In a similar vein, South African director and writer Charlie Vundla’s impressive new film ‘The Tribe’ serves as an affirmation that there is space for good storytelling of black men’s lives too. Vundla has created well-developed and nuanced characters who are both intellectually enlightening as well as entertaining.
‘The Tribe’ examines the complexities of a troubled marriage. It’s a tale about a young university professor named Smanga (Vundla) who is saved from self-destruction by a former school friend, and begins a journey to rescue his house, his marriage and his life. The film releases on 17 March 2017.
Also starring in the much-anticipated film is actress and producer Terry Pheto, who plays the role of Smanga’s disheartened wife Laura. It is the second time that the two celebrities are teaming up on the big screen, following How to Steal 2 Million, an action film written and directed by Vundla and starring Pheto, which was released in 2011, to commercial and critical acclaim.
Pheto, who made her acting debut in 2005 in the multi award-winning Tsotsi, takes on the role of a beautiful but troubled woman. Having often relied on her looks to get through life, she has complex self-worth issues. She married Smanga because he was the first to see that beyond her looks, she is an intelligent woman. Coupled with her lingering depression, Smanga’s discovery that he is infertile leads Laura to betray him. An academic genius, he is broken by her behaviour and he sinks into alcoholic oblivion.

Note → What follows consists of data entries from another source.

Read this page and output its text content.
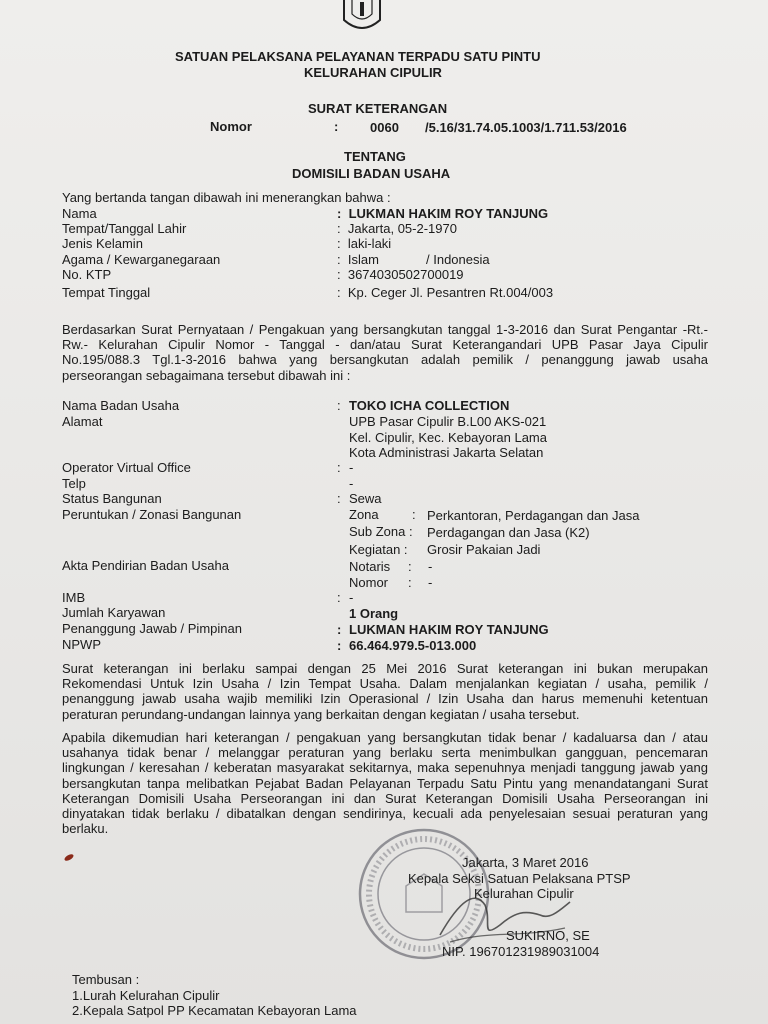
SATUAN PELAKSANA PELAYANAN TERPADU SATU PINTU
KELURAHAN CIPULIR
SURAT KETERANGAN
Nomor	: 0060 /5.16/31.74.05.1003/1.711.53/2016
TENTANG
DOMISILI BADAN USAHA
Yang bertanda tangan dibawah ini menerangkan bahwa :
Nama	:  LUKMAN HAKIM ROY TANJUNG
Tempat/Tanggal Lahir	:  Jakarta, 05-2-1970
Jenis Kelamin	:  laki-laki
Agama / Kewarganegaraan	:  Islam	/ Indonesia
No. KTP	:  3674030502700019
Tempat Tinggal	:  Kp. Ceger Jl. Pesantren Rt.004/003
Berdasarkan Surat Pernyataan / Pengakuan yang bersangkutan tanggal 1-3-2016 dan Surat Pengantar -Rt.-
Rw.- Kelurahan Cipulir Nomor - Tanggal - dan/atau Surat Keterangandari UPB Pasar Jaya Cipulir
No.195/088.3 Tgl.1-3-2016 bahwa yang bersangkutan adalah pemilik / penanggung jawab usaha
perseorangan sebagaimana tersebut dibawah ini :
Nama Badan Usaha	: TOKO ICHA COLLECTION
Alamat	UPB Pasar Cipulir B.L00 AKS-021
Kel. Cipulir, Kec. Kebayoran Lama
Kota Administrasi Jakarta Selatan
Operator Virtual Office	: -
Telp	-
Status Bangunan	: Sewa
Peruntukan / Zonasi Bangunan	Zona	: Perkantoran, Perdagangan dan Jasa
Sub Zona : Perdagangan dan Jasa (K2)
Kegiatan : Grosir Pakaian Jadi
Akta Pendirian Badan Usaha	Notaris : -
Nomor : -
IMB	: -
Jumlah Karyawan	1 Orang
Penanggung Jawab / Pimpinan	: LUKMAN HAKIM ROY TANJUNG
NPWP	: 66.464.979.5-013.000
Surat keterangan ini berlaku sampai dengan 25 Mei 2016 Surat keterangan ini bukan merupakan
Rekomendasi Untuk Izin Usaha / Izin Tempat Usaha. Dalam menjalankan kegiatan / usaha, pemilik /
penanggung jawab usaha wajib memiliki Izin Operasional / Izin Usaha dan harus memenuhi ketentuan
peraturan perundang-undangan lainnya yang berkaitan dengan kegiatan / usaha tersebut.
Apabila dikemudian hari keterangan / pengakuan yang bersangkutan tidak benar / kadaluarsa dan / atau
usahanya tidak benar / melanggar peraturan yang berlaku serta menimbulkan gangguan, pencemaran
lingkungan / keresahan / keberatan masyarakat sekitarnya, maka sepenuhnya menjadi tanggung jawab yang
bersangkutan tanpa melibatkan Pejabat Badan Pelayanan Terpadu Satu Pintu yang menandatangani Surat
Keterangan Domisili Usaha Perseorangan ini dan Surat Keterangan Domisili Usaha Perseorangan ini
dinyatakan tidak berlaku / dibatalkan dengan sendirinya, kecuali ada penyelesaian sesuai peraturan yang
berlaku.
Jakarta, 3 Maret 2016
Kepala Seksi Satuan Pelaksana PTSP
Kelurahan Cipulir
SUKIRNO, SE
NIP. 196701231989031004
Tembusan :
1.Lurah Kelurahan Cipulir
2.Kepala Satpol PP Kecamatan Kebayoran Lama
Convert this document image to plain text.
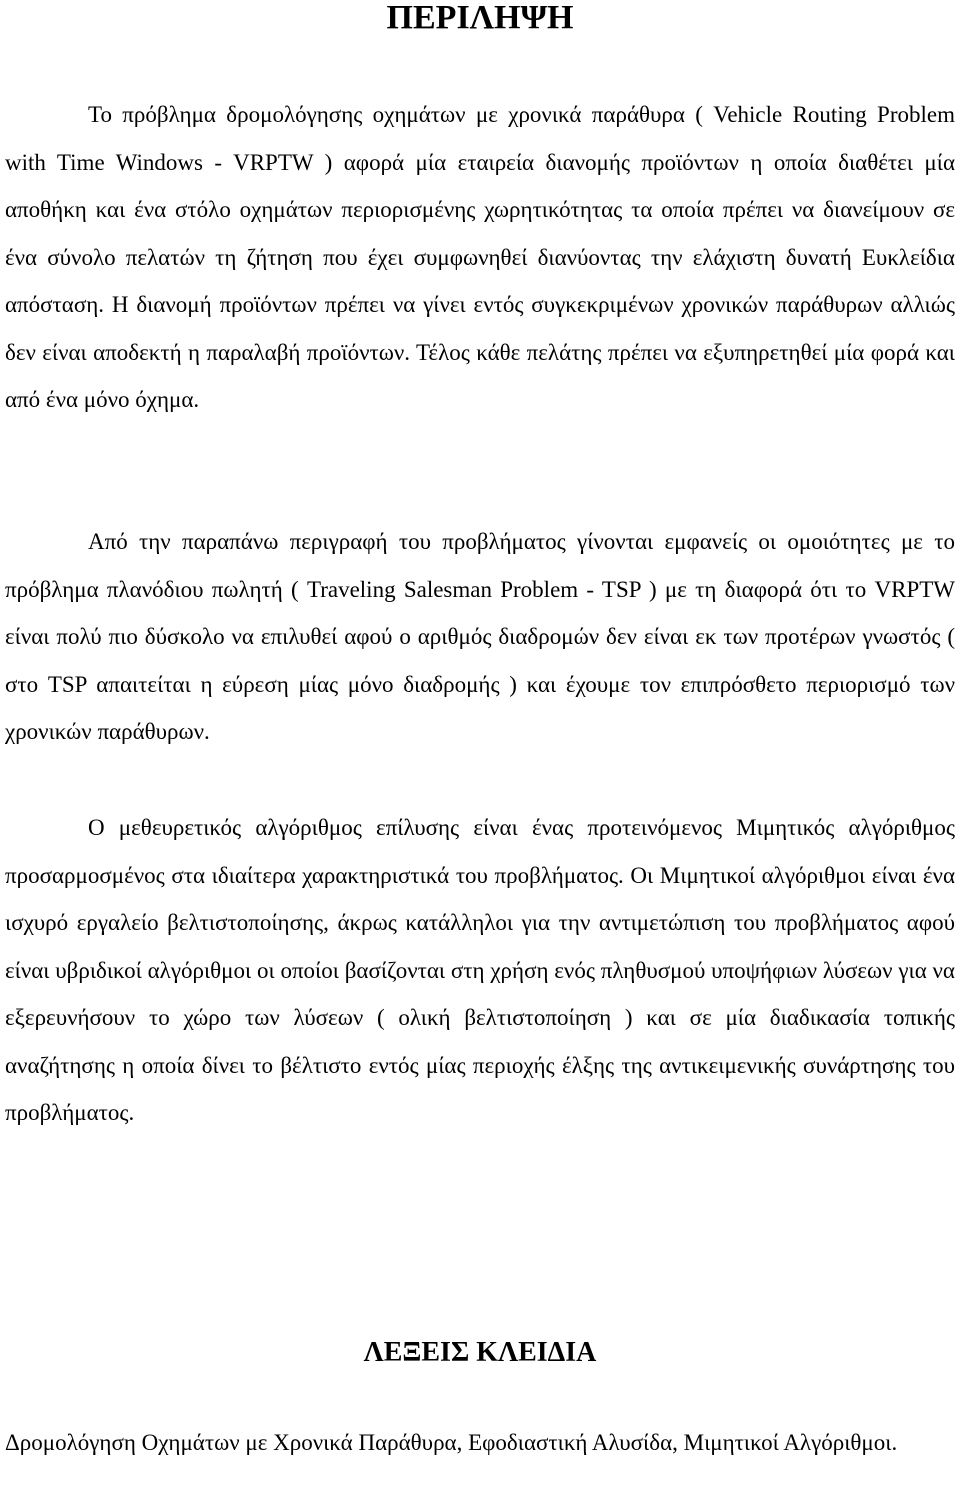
ΠΕΡΙΛΗΨΗ

Το πρόβλημα δρομολόγησης οχημάτων με χρονικά παράθυρα ( Vehicle Routing Problem with Time Windows - VRPTW ) αφορά μία εταιρεία διανομής προϊόντων η οποία διαθέτει μία αποθήκη και ένα στόλο οχημάτων περιορισμένης χωρητικότητας τα οποία πρέπει να διανείμουν σε ένα σύνολο πελατών τη ζήτηση που έχει συμφωνηθεί διανύοντας την ελάχιστη δυνατή Ευκλείδια απόσταση. Η διανομή προϊόντων πρέπει να γίνει εντός συγκεκριμένων χρονικών παράθυρων αλλιώς δεν είναι αποδεκτή η παραλαβή προϊόντων. Τέλος κάθε πελάτης πρέπει να εξυπηρετηθεί μία φορά και από ένα μόνο όχημα.

Από την παραπάνω περιγραφή του προβλήματος γίνονται εμφανείς οι ομοιότητες με το πρόβλημα πλανόδιου πωλητή ( Traveling Salesman Problem - TSP ) με τη διαφορά ότι το VRPTW είναι πολύ πιο δύσκολο να επιλυθεί αφού ο αριθμός διαδρομών δεν είναι εκ των προτέρων γνωστός ( στο TSP απαιτείται η εύρεση μίας μόνο διαδρομής ) και έχουμε τον επιπρόσθετο περιορισμό των χρονικών παράθυρων.

Ο μεθευρετικός αλγόριθμος επίλυσης είναι ένας προτεινόμενος Μιμητικός αλγόριθμος προσαρμοσμένος στα ιδιαίτερα χαρακτηριστικά του προβλήματος. Οι Μιμητικοί αλγόριθμοι είναι ένα ισχυρό εργαλείο βελτιστοποίησης, άκρως κατάλληλοι για την αντιμετώπιση του προβλήματος αφού είναι υβριδικοί αλγόριθμοι οι οποίοι βασίζονται στη χρήση ενός πληθυσμού υποψήφιων λύσεων για να εξερευνήσουν το χώρο των λύσεων ( ολική βελτιστοποίηση ) και σε μία διαδικασία τοπικής αναζήτησης η οποία δίνει το βέλτιστο εντός μίας περιοχής έλξης της αντικειμενικής συνάρτησης του προβλήματος.

ΛΕΞΕΙΣ ΚΛΕΙΔΙΑ

Δρομολόγηση Οχημάτων με Χρονικά Παράθυρα, Εφοδιαστική Αλυσίδα, Μιμητικοί Αλγόριθμοι.
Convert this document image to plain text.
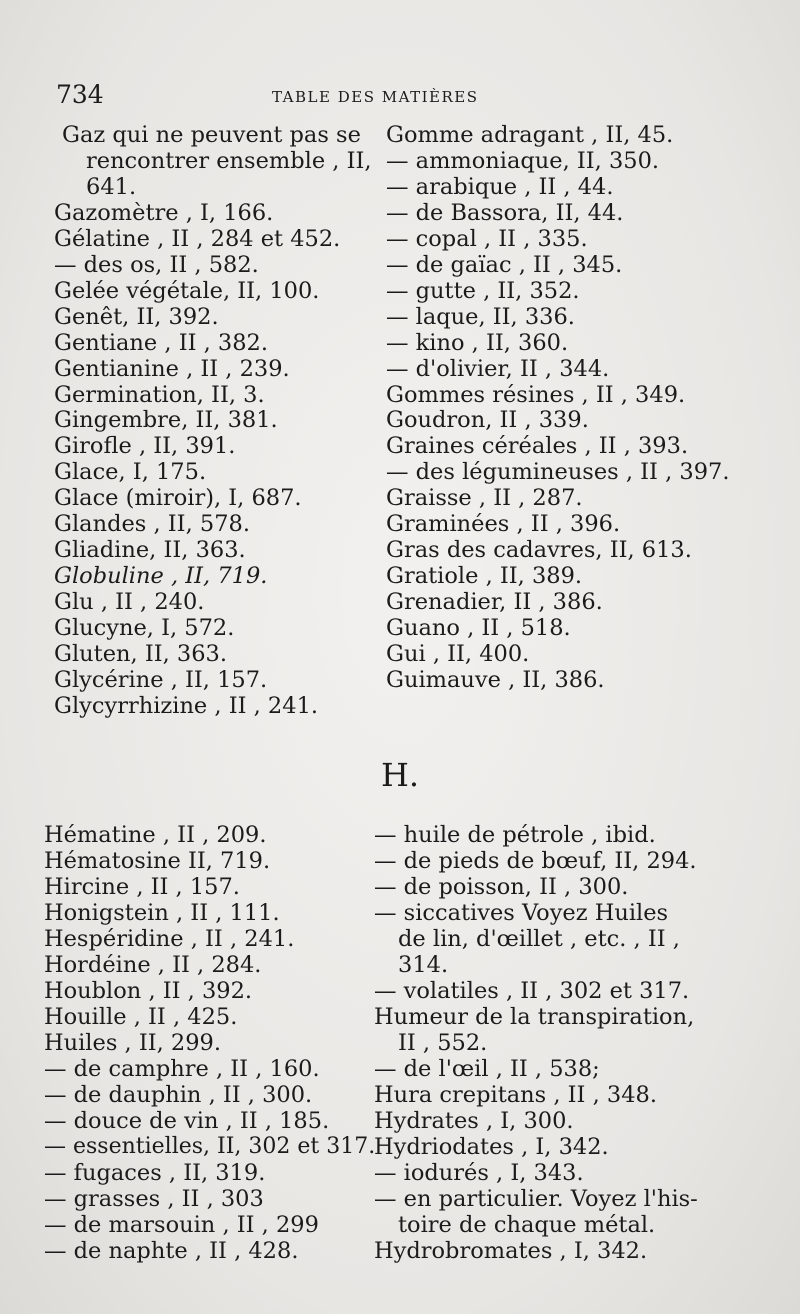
734	TABLE DES MATIÈRES
Gaz qui ne peuvent pas se
rencontrer ensemble , II,
641.
Gazomètre , I, 166.
Gélatine , II , 284 et 452.
— des os, II , 582.
Gelée végétale, II, 100.
Genêt, II, 392.
Gentiane , II , 382.
Gentianine , II , 239.
Germination, II, 3.
Gingembre, II, 381.
Girofle , II, 391.
Glace, I, 175.
Glace (miroir), I, 687.
Glandes , II, 578.
Gliadine, II, 363.
Globuline , II, 719.
Glu , II , 240.
Glucyne, I, 572.
Gluten, II, 363.
Glycérine , II, 157.
Glycyrrhizine , II , 241.
Gomme adragant , II, 45.
— ammoniaque, II, 350.
— arabique , II , 44.
— de Bassora, II, 44.
— copal , II , 335.
— de gaïac , II , 345.
— gutte , II, 352.
— laque, II, 336.
— kino , II, 360.
— d'olivier, II , 344.
Gommes résines , II , 349.
Goudron, II , 339.
Graines céréales , II , 393.
— des légumineuses , II , 397.
Graisse , II , 287.
Graminées , II , 396.
Gras des cadavres, II, 613.
Gratiole , II, 389.
Grenadier, II , 386.
Guano , II , 518.
Gui , II, 400.
Guimauve , II, 386.
H.
Hématine , II , 209.
Hématosine II, 719.
Hircine , II , 157.
Honigstein , II , 111.
Hespéridine , II , 241.
Hordéine , II , 284.
Houblon , II , 392.
Houille , II , 425.
Huiles , II, 299.
— de camphre , II , 160.
— de dauphin , II , 300.
— douce de vin , II , 185.
— essentielles, II, 302 et 317.
— fugaces , II, 319.
— grasses , II , 303
— de marsouin , II , 299
— de naphte , II , 428.
— huile de pétrole , ibid.
— de pieds de bœuf, II, 294.
— de poisson, II , 300.
— siccatives Voyez Huiles
de lin, d'œillet , etc. , II ,
314.
— volatiles , II , 302 et 317.
Humeur de la transpiration,
II , 552.
— de l'œil , II , 538;
Hura crepitans , II , 348.
Hydrates , I, 300.
Hydriodates , I, 342.
— iodurés , I, 343.
— en particulier. Voyez l'his-
toire de chaque métal.
Hydrobromates , I, 342.
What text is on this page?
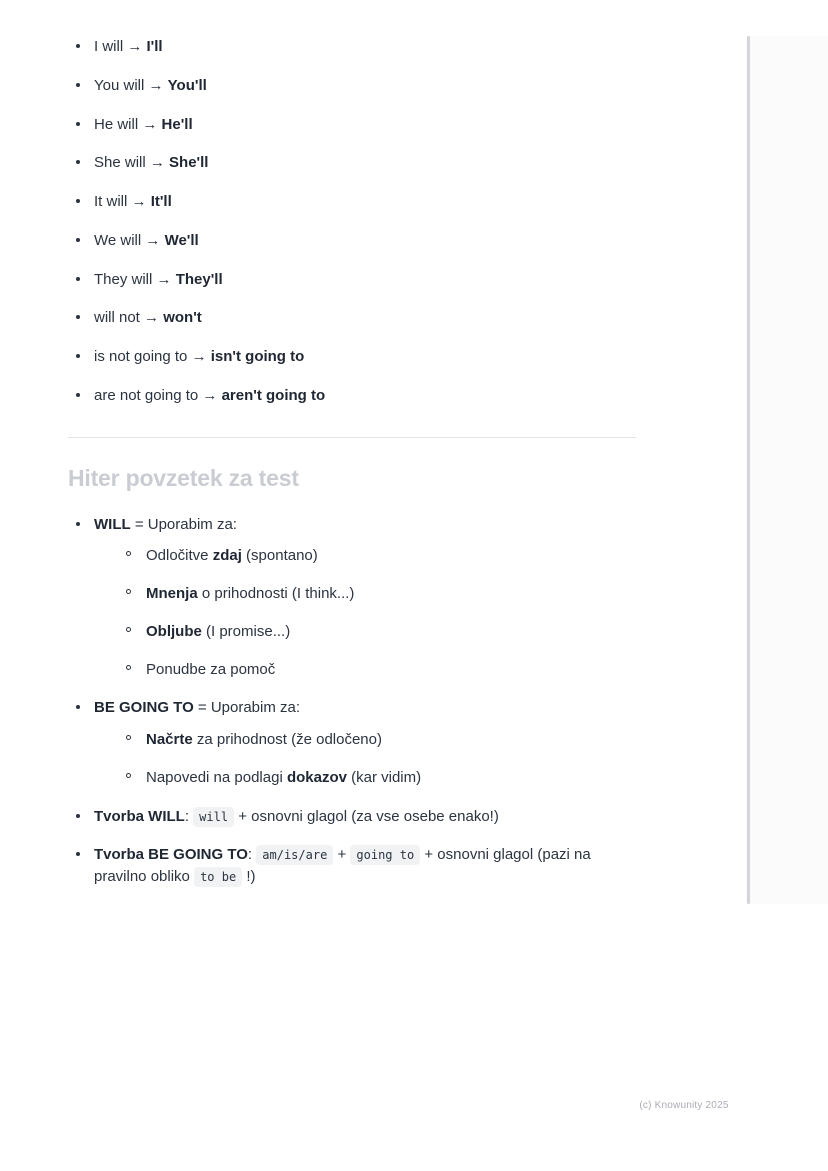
I will → I'll
You will → You'll
He will → He'll
She will → She'll
It will → It'll
We will → We'll
They will → They'll
will not → won't
is not going to → isn't going to
are not going to → aren't going to
Hiter povzetek za test
WILL = Uporabim za:
Odločitve zdaj (spontano)
Mnenja o prihodnosti (I think...)
Obljube (I promise...)
Ponudbe za pomoč
BE GOING TO = Uporabim za:
Načrte za prihodnost (že odločeno)
Napovedi na podlagi dokazov (kar vidim)
Tvorba WILL: will + osnovni glagol (za vse osebe enako!)
Tvorba BE GOING TO: am/is/are + going to + osnovni glagol (pazi na pravilno obliko to be !)
(c) Knowunity 2025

In the role of Smanga’s old friend Jon, a golden boy with the gift of the gab, is Louis Roux. Jon has always been able to talk his way out of anything. A life coach by profession, he uses his looks and charm to wheedle himself into people’s lives. Shortly after Jon moves in with Smanga, Laura returns and thus begins a unique living experiment.
“In the modern world, where every middle-class child is told from day one that they’re special, can do anything and have everything, what happens when that child grows up and realises the painful truth that his parents lied?” Vundla asks.
“I wanted to dig below the surface to find the failures inherent in middle-class entitlement,” he adds. ‘The Tribe’ is a realistic, character-driven story that examines what it is to be human through the universal struggle to survive when things don’t simply go our way, and we are forced to accept imperfections in ourselves and those around us.”
The film has screened at several festivals, including Toronto International Film Festival, Chicago International Film Festival, Africa International Film Festival (Best Actor award: Charlie Vundla), Pan African Film Festival Los Angeles, Atlanta Film Festival, New York African Film Festival, Sydney Film Festival, and Raindance Film Festival in the UK.
The Tribe is produced by House Rising Pictures and Siascope, in association with the Department of Trade and Industry (DTI).
It is distributed in South Africa by Indigenous Film Distribution.